Happy Monday well almost Tuesday.
It has been such an off day. I've have this nasty cold where I have slept so much. My dad and I had a slight scare of me not having my psych meds. We found out my psychiatrist even though he promised while I was here in Vermont that he would fill my meds claims that he never said that so he refused to fill them.
Luckily that nasty cold of mine seemed like the flu so I went and got checked out and urgent care wrote me a script of my psych meds for the next week while I sort it out with my primary care doctor back in Ohio.
I have had a lot of heartbreak lately. Between the ex that came back and the boy who switched his mind in the matter of hours its been a crazy week or two.

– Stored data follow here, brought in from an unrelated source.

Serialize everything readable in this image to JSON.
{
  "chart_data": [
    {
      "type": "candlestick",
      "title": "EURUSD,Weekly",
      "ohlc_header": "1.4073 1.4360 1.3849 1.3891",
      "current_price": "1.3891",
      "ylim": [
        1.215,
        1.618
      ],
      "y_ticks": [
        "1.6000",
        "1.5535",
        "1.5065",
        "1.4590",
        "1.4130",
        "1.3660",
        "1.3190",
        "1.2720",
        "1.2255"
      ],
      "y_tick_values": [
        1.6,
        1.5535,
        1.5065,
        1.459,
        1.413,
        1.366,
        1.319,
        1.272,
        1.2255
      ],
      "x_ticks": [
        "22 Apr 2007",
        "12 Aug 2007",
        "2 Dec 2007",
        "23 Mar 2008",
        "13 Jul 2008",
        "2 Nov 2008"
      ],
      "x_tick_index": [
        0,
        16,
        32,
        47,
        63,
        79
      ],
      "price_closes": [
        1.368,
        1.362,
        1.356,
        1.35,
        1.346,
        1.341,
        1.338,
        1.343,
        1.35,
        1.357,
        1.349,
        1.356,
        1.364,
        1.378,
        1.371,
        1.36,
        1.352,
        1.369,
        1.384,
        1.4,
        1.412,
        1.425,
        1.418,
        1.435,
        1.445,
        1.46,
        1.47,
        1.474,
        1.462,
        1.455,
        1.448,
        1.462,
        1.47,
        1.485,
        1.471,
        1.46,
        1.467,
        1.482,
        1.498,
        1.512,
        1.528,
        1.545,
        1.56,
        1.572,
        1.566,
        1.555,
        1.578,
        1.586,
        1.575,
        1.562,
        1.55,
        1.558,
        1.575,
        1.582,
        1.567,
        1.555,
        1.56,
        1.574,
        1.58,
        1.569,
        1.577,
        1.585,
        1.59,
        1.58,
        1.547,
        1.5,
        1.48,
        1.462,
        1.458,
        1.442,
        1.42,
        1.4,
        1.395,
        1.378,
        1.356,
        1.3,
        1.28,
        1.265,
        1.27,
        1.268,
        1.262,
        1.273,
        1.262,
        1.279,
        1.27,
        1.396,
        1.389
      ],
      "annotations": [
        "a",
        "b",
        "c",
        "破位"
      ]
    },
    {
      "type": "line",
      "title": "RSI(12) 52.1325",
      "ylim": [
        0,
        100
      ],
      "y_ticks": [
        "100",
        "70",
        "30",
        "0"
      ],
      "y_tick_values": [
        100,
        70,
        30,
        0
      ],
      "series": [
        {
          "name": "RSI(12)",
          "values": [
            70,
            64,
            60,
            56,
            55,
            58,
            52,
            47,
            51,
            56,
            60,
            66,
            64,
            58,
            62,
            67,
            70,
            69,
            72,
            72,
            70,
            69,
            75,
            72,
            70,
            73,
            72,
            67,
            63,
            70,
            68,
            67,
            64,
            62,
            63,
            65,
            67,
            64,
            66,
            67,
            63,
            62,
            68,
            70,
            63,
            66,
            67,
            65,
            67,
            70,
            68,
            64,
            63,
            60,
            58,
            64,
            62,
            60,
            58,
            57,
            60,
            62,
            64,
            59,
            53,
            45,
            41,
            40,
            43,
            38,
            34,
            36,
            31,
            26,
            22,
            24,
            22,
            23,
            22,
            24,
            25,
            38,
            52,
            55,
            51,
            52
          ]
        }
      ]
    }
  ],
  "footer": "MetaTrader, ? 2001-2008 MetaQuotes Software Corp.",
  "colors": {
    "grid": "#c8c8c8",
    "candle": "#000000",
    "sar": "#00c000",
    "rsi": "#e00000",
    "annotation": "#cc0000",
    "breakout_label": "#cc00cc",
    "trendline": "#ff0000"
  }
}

I was ranting to one of my close friends and I told him that all I wanted was to be happy and he said that I wouldn't find happiness in another person. I realized that is sorta what I have been doing lately. I have been drowning myself in my own sorrows and letting people then and expecting me to be happy because they are in my life.
I am going to find happiness by changing the negative things in my life. I have a hard time letting go. Like recently that ex who came back was the same ex that ghosted me in February only to ghost me again last weekend. What did i do? Call him and got his voicemail.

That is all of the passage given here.